Crystal Formation with XOR Beauty

Technic_Angel wants to create a beautiful crystal from particles. According to Pathselector, a crystal is composed of exactly \(m\) clusters (particles), each having a beauty value which is a non‐negative integer less than \(2^w\) (with \(w\) given). The beauty of the crystal is defined as the XOR (\(\oplus\)) of the beauty values of the chosen clusters.

Technic_Angel has many clusters. For every integer \(i\) with \(0\le i<2^w\), she has exactly \(v_i\) clusters of beauty \(i\). A valid way (scheme) to create a crystal is to choose exactly \(m\) clusters (all clusters are distinct, and two selections are considered different if there exists a cluster that is chosen in one selection and not the other). Let \(f(k)\) be the number of schemes to form a crystal with beauty \(k\) (i.e. the XOR of the \(m\) chosen clusters equals \(k\)).

Since there are too many values of \(k\) to output, Technic_Angel asks you to compute the following quantity:

[ \bigl((1\cdot f(0)\bmod P)\oplus(2\cdot f(1)\bmod P)\oplus\cdots\oplus(2^w\cdot f(2^w-1)\bmod P)\bigr), ]

where \(P=998244353\) and \(\oplus\) denotes the bitwise XOR operation. Note that the modulo is taken before the XOR!

Input Format: The input begins with two integers \(m\) and \(w\). Then a line follows containing \(2^w\) integers: \(v_0,v_1,\dots,v_{2^w-1}\), where \(v_i\) denotes the number of clusters available with beauty \(i\).

Output Format: Output a single integer which is the XOR of \((i+1)\cdot f(i) \bmod P\) for all \(0\le i<2^w\).

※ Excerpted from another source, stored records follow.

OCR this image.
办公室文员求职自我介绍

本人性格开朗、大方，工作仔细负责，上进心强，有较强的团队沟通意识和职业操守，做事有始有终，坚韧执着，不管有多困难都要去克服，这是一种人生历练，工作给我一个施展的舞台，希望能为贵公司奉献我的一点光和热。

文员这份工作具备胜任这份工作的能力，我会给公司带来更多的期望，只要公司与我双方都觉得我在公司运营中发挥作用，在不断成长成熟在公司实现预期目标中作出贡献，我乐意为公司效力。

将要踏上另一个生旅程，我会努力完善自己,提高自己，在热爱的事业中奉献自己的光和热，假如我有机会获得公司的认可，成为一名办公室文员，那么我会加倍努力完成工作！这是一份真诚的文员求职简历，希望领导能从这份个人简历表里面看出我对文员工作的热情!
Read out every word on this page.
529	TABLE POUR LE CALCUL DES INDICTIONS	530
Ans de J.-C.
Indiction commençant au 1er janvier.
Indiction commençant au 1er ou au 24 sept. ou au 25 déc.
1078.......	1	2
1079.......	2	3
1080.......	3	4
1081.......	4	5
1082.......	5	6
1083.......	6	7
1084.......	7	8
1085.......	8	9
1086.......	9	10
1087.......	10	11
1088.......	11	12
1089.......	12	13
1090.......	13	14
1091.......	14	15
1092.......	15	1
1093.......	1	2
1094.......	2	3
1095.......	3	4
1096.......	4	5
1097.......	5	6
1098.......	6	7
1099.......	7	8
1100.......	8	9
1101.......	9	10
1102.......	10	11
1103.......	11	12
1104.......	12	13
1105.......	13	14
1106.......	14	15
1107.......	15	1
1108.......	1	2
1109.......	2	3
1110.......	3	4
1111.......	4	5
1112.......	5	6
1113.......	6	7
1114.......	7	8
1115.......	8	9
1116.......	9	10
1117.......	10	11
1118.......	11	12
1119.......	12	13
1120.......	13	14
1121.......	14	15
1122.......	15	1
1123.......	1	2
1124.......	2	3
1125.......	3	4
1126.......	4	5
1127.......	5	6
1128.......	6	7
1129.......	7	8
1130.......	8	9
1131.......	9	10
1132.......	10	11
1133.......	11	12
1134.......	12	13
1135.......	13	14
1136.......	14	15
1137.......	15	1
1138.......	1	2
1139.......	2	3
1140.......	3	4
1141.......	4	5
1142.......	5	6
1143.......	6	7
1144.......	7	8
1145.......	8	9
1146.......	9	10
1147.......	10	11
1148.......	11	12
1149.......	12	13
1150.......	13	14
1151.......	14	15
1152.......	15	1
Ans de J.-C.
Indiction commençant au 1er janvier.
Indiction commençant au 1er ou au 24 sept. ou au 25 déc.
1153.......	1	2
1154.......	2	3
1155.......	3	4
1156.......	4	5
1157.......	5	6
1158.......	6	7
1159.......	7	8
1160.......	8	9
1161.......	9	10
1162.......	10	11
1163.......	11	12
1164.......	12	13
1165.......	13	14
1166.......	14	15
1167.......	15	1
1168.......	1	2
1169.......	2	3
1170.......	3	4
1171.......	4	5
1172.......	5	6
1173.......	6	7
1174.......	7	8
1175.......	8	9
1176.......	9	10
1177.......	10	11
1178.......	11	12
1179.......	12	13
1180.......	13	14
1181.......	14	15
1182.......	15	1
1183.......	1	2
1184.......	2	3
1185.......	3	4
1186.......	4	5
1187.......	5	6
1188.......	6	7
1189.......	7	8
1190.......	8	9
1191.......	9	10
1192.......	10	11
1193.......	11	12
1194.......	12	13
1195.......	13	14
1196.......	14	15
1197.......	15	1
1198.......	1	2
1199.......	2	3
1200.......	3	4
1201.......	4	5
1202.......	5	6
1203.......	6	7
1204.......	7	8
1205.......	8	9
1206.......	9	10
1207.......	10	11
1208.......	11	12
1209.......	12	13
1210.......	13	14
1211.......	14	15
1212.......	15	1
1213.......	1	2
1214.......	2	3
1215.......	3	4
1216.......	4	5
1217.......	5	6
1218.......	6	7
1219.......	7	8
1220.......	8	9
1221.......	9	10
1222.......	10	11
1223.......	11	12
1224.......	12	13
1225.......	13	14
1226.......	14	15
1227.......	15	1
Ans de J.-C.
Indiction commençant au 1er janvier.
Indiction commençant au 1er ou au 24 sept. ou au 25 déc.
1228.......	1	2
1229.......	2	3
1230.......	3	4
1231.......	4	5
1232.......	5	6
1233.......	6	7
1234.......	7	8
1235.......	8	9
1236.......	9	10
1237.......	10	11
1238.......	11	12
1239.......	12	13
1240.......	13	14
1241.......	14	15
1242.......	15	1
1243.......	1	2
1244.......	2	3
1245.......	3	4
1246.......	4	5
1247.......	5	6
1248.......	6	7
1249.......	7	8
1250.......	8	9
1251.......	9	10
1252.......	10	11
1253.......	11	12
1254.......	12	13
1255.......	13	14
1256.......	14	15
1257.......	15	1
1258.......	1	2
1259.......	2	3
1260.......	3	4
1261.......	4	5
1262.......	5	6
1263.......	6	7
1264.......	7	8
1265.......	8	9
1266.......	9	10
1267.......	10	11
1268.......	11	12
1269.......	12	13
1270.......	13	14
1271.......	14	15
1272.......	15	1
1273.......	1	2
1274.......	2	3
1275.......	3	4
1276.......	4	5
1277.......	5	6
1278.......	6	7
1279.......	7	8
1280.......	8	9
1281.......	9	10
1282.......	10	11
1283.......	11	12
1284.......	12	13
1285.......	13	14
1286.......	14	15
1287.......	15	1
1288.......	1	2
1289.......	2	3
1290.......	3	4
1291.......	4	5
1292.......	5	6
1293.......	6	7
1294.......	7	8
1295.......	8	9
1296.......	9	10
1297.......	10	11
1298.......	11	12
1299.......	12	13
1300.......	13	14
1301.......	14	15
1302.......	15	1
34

Note on Mathematics: Using \(X^i\) to denote the "shift" (here the effect on the XOR sum) and interpreting
\[ (1+z\cdot X^i)^{v_i} = \sum_{j=0}^{v_i} \binom{v_i}{j} z^j X^{(j \bmod 2)\cdot i}, \]
we see that for each type \(i\) the contribution depends only on whether an even or odd number of particles are chosen (since \(X^i\) squared gives the neutral element under XOR). In other words, for each \(i\) and choice number \(j\), if \(j\) is even then \(X\) is not affected while if \(j\) is odd then an \(i\) is contributed. The answer is obtained by extracting the coefficient of \(z^m\) in the product
\[ \prod_{i=0}^{2^w-1} \Bigl(\sum_{\substack{j=0\\j\;\text{even}}}^{v_i} \binom{v_i}{j} z^j + X^i \sum_{\substack{j=0\\j\;\text{odd}}}^{v_i} \binom{v_i}{j} z^j\Bigr), \]
and then combining the results with the given formula.

inputFormat

The first line contains two integers \(m\) and \(w\). The second line contains \(2^w\) integers \(v_0, v_1, \dots, v_{2^w-1}\), where \(v_i\) is the number of clusters with beauty \(i\).

outputFormat

Output a single integer: the XOR (\(\oplus\)) of \((i+1)\cdot f(i) \bmod 998244353\) for all \(0 \le i < 2^w\).

sample

1 2
1 1 1 1

4